Das historische Beispiel, das sich durch zahlreiche ähnliche Vorgänge ergänzen ließe, belegt, dass die Zugehörigkeit zu einem (diskriminierten) Kollektiv nicht unbedingt der beste Ratgeber ist, wenn es darum geht, diesem Kollektiv zu helfen, auf Cem Özdemir angewandt: dessen Prioritäten wahrzunehmen. Denn sie sind nicht immer mit dem von Özdemir so gerne beschworenen „Landeswohl“ zur Deckung zu bringen. Man muss schon sehr naiv sein oder massive Interessen haben, um daran zu glauben, dass den Spatzen am besten geholfen sei, wenn man die Pferde füttert, von deren herabfallenden Exkrementen sich jene ernähren. Im wirklichen Leben muss man sich für die Spatzen oder für die Pferde entscheiden. Und da ist es von Nutzen, wenn man unbefangen ist.

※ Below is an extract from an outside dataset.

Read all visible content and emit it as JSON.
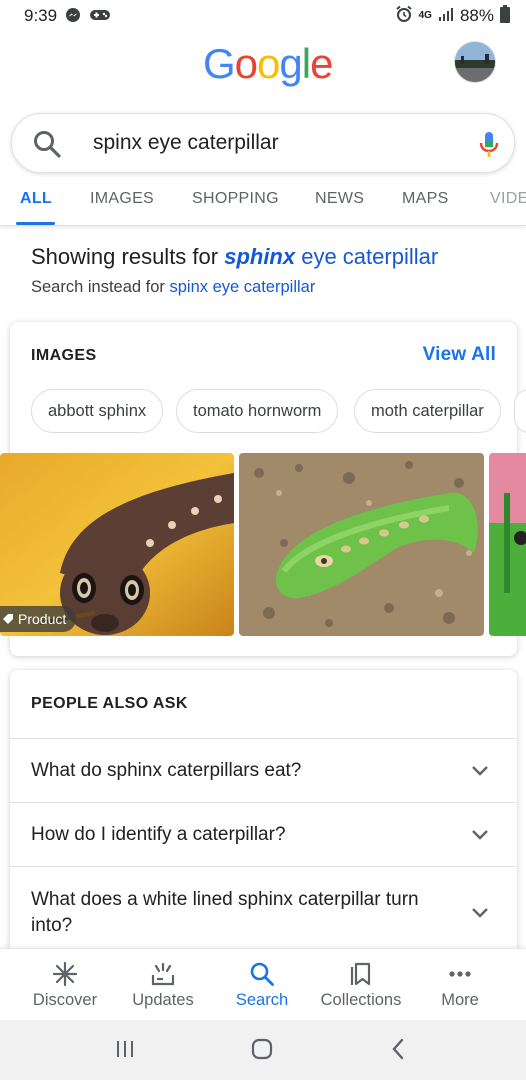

Hoffen wir also, dass Cem Özdemir diese Mechanismen durchschaut, dass er die Gefahr der Überkompensation realisiert, die ihm als Kind von Gastarbeitern droht wie einst Bruno Kreisky als Juden. „Mehr leisten & weniger Fehler machen“ reicht nicht. Es müssen auch die besseren Leistungen und die wirklichen Fehler sein. Hoffen wir, dass Özdemir nicht besoffen wird vom Beifall derer, die seinen Koalitionspartner lieber in einer Alleinregierung gesehen hätten. Dass er über dem Landeswohl das Anatolische im Schwaben bewahrt und das Bewusstsein, dass es Konflikte gibt, in denen man sich entscheiden muss: zum Beispiel, aber nicht allein, für die Welt der Gastarbeiter oder für die Vorgaben von deren Kontrahenten, die die Kinder der Gastarbeiter und die Hungernden und Verfolgten von heute in ihr Elend zurückschicken wollen, zum Wohl ihres Vorgartens und der Spätzle mir Linsen – pardon: des Landes.